Il ricambio è inutile se non è basato su un percorso di formazione adeguato. Ma questo non può avvenire se abbiamo tagliato i ponti con la società reale. Infatti la parola “formazione” trae in inganno, poiché non si tratta di inventare corsi di vario genere e tipo, dall’università alla post-università sino ai (sin troppi) master di questi anni. Ma serve piuttosto ricreare un vero e proprio cursus honorum (come esisteva in passato) che è fatto in grande parte di affiancamento ad altri membri di classe dirigente, se non proprio straordinari almeno decorosi.
Cosa occorre fare per riavviare il ricambio?

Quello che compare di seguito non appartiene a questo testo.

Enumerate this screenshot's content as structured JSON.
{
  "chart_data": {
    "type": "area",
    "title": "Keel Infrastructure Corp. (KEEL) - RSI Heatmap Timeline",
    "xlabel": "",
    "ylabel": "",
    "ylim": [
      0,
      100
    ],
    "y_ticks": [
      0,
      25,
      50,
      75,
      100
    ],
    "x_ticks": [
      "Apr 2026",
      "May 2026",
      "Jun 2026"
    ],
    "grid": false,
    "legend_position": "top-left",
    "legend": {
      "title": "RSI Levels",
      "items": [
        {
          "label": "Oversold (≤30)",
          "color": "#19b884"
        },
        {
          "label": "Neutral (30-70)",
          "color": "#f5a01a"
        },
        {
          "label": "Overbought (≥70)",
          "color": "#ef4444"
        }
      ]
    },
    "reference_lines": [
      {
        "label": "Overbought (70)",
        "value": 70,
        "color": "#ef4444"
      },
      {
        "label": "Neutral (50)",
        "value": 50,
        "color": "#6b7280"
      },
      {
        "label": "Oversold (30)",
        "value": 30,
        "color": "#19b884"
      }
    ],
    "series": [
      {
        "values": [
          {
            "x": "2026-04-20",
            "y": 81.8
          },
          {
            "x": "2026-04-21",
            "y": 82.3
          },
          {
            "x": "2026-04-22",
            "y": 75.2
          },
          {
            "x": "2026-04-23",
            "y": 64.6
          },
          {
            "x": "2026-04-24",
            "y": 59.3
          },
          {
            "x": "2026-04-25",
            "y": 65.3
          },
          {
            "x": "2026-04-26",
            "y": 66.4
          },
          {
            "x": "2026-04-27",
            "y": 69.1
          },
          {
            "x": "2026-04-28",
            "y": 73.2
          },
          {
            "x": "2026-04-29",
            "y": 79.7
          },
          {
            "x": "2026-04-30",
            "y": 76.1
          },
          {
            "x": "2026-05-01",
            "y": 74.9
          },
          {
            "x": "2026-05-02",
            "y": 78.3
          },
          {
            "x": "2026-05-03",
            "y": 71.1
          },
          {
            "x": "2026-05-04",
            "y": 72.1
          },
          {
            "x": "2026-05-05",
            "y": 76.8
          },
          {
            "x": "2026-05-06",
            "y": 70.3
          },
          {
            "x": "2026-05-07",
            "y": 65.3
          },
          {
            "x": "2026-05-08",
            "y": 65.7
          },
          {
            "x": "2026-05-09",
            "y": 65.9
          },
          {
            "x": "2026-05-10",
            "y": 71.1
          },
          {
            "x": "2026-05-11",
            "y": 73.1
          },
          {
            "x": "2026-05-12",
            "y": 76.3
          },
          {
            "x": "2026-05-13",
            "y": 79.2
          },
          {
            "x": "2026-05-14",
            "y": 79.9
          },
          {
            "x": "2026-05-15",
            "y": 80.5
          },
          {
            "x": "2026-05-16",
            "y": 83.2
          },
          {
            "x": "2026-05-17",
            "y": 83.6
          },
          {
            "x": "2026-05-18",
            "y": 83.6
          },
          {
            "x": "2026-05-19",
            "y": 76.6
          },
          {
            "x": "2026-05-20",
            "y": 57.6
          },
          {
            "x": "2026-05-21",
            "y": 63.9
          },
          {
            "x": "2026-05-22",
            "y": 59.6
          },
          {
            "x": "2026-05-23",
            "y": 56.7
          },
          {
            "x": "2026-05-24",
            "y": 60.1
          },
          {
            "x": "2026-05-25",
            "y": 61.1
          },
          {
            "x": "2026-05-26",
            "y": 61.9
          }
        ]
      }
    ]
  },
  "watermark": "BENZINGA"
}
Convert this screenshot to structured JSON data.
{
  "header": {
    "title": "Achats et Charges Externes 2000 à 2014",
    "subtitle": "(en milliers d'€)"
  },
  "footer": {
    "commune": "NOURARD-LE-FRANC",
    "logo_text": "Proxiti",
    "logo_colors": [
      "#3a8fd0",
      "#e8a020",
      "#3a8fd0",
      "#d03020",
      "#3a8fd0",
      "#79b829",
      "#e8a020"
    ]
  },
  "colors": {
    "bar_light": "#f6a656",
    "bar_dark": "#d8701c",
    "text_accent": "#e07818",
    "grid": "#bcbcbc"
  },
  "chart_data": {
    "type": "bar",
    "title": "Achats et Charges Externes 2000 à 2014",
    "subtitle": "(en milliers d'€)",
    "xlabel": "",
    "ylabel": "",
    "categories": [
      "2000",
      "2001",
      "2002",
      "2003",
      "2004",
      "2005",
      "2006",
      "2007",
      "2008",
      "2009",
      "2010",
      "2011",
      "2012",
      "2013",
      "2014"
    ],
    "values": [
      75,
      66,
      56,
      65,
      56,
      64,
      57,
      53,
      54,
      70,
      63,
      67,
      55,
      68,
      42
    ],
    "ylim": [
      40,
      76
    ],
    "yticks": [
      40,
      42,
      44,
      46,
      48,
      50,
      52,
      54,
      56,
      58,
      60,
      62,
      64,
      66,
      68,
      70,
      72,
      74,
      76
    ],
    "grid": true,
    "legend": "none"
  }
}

Bisogna che ogni classe dirigente pensi innanzitutto a se stessa e rientri nel ruolo che le compete. In realtà si corre costantemente il rischio di lamentarsi della debolezza della classe dirigente in generale oppure si ritiene implicitamente che siano sempre gli “altri” a dover pensare alla creazione di classe dirigente o ancora si ritiene che basti ricorrere al mercato per trovare le persone giuste.
La verità è che il meccanismo di generazione delle classi dirigenti va rimesso in piedi con responsabilità personale e collettiva, ripartendo dal basso. Naturalmente tutti gli strumenti di comunicazione che abbiamo a disposizione possono essere utili, ma non possono mai sostituire il contatto diretto, il confronto, la discussione. La politica è rapporto con l’altro, che non si esaurisce attraverso una modalità ristretta al virtuale. Il teologo Vito Mancuso, cui avevo chiesto a suo tempo di scrivere una post-fazione al Rapporto sulla Classe Dirigente/2010, evocò un’immagine molto significativa, affermando che la classe dirigente deve ritrovare il ruolo di pontifex cioè quello che aiuta a gettare ponti tra quello che le persone sono e vivono nella vita quotidiana e quello che la classe dirigente può e deve fare (ed essere) per decidere e per orientare i propri Rappresentati.